One of the world’s most powerful lasers can soon begin peering deeper into the atomic world thanks to recent, cutting-edge X-ray upgrades. Stanford’s SLAC National Accelerator Laboratory has announced improvements to the X-ray free-electron laser (XFEL) component of the Linac Coherent Light Source-II (LCLS-II) allowing “unparalleled capabilities” for examining quantum materials—a milestone over 13 years in the making.
“This achievement marks the culmination of over a decade of work,” said LCLS-II Project Director Greg Hays via the September 18 statement. “It shows that all the different elements of LCLS-II are working in harmony to produce X-ray laser light in an entirely new mode of operation.”
[Related: How to make an X-ray laser that’s colder than space.]
Despite its “laser” classification, LCLS-II can be thought of more as a massive microscope than a device generating bright pinpoints of light. When powered up, an XFEL creates extremely bright X-ray light pulses so quickly they can capture behavioral details of electrons, atoms, and molecules on their natural timescales. SLAC built the world’s first physical XFEL, which began operating in 2009 by firing electrons via a particle accelerator through a room temperature copper pipe at 120 pulses per second.
LCLS-II’s XFEL, however, offers as many as a million X-ray pulses per second—roughly 8,000 times more often, as well as 10,000 times brighter, than its progenitor. LCLS-II’s record-shattering abilities hinge upon a state-of-the-art superconducting accelerator that uses 37 cryogenic modules to cool its environment down to an astonishing -456 F; that’s even colder than the vacuum of outer space, and only a few degrees’ shy of absolute zero.
Scientists intend to use the LCLS-II upgrades to study quantum materials’ interactions, as well, something pivotal to accurately examine their “unusual and often counter-intuitive properties,” according to SLAC’s announcement. A better understanding of these attributes could lead to ultrafast data processing, more energy efficient devices, quantum computers, as well as a host of other technological breakthroughs. “From the intricate dance of proteins to the machinery of photosynthesis, LCLS-II will shed light on biological systems in never-before-seen detail,” reads SLAC’s rundown.
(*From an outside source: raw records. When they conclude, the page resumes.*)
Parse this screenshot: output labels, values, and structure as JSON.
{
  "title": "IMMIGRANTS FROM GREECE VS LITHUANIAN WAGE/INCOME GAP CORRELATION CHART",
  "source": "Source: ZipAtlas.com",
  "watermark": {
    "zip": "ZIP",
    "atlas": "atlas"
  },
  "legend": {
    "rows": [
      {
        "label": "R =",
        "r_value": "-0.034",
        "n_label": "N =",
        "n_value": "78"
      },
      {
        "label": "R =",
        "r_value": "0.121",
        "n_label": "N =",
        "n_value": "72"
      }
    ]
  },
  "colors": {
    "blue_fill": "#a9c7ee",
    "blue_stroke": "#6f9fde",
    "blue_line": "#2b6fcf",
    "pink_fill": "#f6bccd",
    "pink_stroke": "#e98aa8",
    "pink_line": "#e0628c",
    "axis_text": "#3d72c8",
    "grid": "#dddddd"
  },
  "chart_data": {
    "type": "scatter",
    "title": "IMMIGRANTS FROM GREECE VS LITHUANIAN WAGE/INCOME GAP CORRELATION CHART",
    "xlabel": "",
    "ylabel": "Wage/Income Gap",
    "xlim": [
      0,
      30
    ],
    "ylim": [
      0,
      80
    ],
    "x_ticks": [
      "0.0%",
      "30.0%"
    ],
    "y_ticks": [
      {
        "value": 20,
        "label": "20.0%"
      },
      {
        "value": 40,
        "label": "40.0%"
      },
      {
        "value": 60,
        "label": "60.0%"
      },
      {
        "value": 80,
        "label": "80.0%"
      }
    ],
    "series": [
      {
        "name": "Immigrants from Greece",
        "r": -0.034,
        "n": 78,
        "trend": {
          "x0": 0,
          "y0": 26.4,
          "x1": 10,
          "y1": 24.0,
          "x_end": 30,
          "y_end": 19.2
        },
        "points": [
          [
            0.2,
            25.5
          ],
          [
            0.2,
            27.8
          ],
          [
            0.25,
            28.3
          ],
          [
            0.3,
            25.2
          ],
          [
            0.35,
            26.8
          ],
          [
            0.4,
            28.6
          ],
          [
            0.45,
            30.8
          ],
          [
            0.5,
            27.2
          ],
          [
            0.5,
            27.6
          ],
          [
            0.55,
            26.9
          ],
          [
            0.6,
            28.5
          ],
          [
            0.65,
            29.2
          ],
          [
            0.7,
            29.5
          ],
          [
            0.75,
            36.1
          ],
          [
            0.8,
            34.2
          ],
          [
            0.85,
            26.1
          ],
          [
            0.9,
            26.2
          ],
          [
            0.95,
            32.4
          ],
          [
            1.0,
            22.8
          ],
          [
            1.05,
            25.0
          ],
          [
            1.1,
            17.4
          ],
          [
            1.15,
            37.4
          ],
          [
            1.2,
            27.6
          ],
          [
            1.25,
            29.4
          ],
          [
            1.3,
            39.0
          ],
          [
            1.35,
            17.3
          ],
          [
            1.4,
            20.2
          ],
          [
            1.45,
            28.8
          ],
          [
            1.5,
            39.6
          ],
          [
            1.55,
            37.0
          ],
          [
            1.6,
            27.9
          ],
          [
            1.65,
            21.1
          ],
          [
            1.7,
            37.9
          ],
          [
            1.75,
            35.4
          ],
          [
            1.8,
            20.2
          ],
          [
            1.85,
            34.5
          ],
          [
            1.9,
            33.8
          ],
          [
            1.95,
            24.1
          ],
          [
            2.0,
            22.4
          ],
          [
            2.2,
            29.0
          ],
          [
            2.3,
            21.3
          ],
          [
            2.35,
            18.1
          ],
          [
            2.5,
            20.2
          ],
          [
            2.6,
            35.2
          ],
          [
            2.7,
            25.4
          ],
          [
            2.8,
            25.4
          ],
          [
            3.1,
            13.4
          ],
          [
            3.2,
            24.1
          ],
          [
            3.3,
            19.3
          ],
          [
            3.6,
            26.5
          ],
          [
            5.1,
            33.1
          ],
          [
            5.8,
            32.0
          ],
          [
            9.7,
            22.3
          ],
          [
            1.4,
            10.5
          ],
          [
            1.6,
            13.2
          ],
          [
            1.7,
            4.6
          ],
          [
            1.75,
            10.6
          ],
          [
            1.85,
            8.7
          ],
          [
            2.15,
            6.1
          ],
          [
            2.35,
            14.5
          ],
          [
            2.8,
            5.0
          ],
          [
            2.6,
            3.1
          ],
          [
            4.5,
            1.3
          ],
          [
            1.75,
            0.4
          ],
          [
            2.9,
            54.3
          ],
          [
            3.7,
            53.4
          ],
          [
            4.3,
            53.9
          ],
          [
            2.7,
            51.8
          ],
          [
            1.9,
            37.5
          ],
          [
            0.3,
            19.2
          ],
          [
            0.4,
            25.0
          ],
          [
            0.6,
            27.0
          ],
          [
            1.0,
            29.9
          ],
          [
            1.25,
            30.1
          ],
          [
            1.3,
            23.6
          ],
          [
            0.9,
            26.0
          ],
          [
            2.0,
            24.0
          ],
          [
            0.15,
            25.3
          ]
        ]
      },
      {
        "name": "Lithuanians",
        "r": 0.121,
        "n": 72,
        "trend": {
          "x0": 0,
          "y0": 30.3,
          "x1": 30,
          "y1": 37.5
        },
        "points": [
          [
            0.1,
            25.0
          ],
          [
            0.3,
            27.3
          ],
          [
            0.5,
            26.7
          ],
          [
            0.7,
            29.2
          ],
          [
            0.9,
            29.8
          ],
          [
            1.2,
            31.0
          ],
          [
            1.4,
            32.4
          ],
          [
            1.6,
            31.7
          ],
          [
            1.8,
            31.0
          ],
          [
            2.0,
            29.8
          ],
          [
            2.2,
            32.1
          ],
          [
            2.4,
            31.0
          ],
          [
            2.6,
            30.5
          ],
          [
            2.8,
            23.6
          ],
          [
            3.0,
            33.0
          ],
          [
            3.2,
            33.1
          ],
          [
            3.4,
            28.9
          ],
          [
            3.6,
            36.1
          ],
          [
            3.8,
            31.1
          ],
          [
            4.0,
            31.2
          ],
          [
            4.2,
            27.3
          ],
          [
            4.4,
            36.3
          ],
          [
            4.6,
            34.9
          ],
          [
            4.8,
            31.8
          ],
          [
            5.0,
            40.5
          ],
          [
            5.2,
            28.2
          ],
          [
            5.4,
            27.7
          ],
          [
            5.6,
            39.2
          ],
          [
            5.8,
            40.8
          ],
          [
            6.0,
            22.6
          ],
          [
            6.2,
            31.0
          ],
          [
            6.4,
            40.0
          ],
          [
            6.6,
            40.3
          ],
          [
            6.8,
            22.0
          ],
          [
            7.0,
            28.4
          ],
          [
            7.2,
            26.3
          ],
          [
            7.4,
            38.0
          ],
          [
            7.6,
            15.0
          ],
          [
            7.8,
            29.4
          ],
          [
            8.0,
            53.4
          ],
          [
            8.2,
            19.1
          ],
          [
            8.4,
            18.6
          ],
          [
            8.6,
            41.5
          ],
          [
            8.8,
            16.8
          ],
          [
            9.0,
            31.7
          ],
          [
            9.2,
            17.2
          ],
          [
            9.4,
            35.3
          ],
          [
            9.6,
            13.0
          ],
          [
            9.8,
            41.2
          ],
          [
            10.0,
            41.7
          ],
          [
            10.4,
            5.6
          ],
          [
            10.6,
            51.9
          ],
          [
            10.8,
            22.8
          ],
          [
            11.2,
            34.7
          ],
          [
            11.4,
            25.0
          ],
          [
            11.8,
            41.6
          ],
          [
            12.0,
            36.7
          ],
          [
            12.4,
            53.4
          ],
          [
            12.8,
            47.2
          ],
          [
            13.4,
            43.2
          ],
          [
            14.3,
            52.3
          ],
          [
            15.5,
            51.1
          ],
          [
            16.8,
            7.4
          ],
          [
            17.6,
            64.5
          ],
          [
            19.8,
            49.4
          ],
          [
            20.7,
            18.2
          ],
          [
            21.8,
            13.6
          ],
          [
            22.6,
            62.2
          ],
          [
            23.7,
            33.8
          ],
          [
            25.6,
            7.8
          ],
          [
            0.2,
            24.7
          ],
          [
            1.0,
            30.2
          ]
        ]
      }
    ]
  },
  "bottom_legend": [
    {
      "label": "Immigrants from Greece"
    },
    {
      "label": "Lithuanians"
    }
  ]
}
[Related: Physicists take first-ever X-rays of single atoms.]
PopSci has followed the progress of LCLS-II’s underlying superconductor tech for decades now. “Far down on the temperature scale near absolute zero (−459°F) lies a strange world of ‘electrical perpetual motion’—or superconductivity—where electric currents, once set in motion, flow forever,” PopSci first described in 1967. “With new developments in materials and the methods for cooling them, truly fantastic devices are taking shape in laboratories across the country.”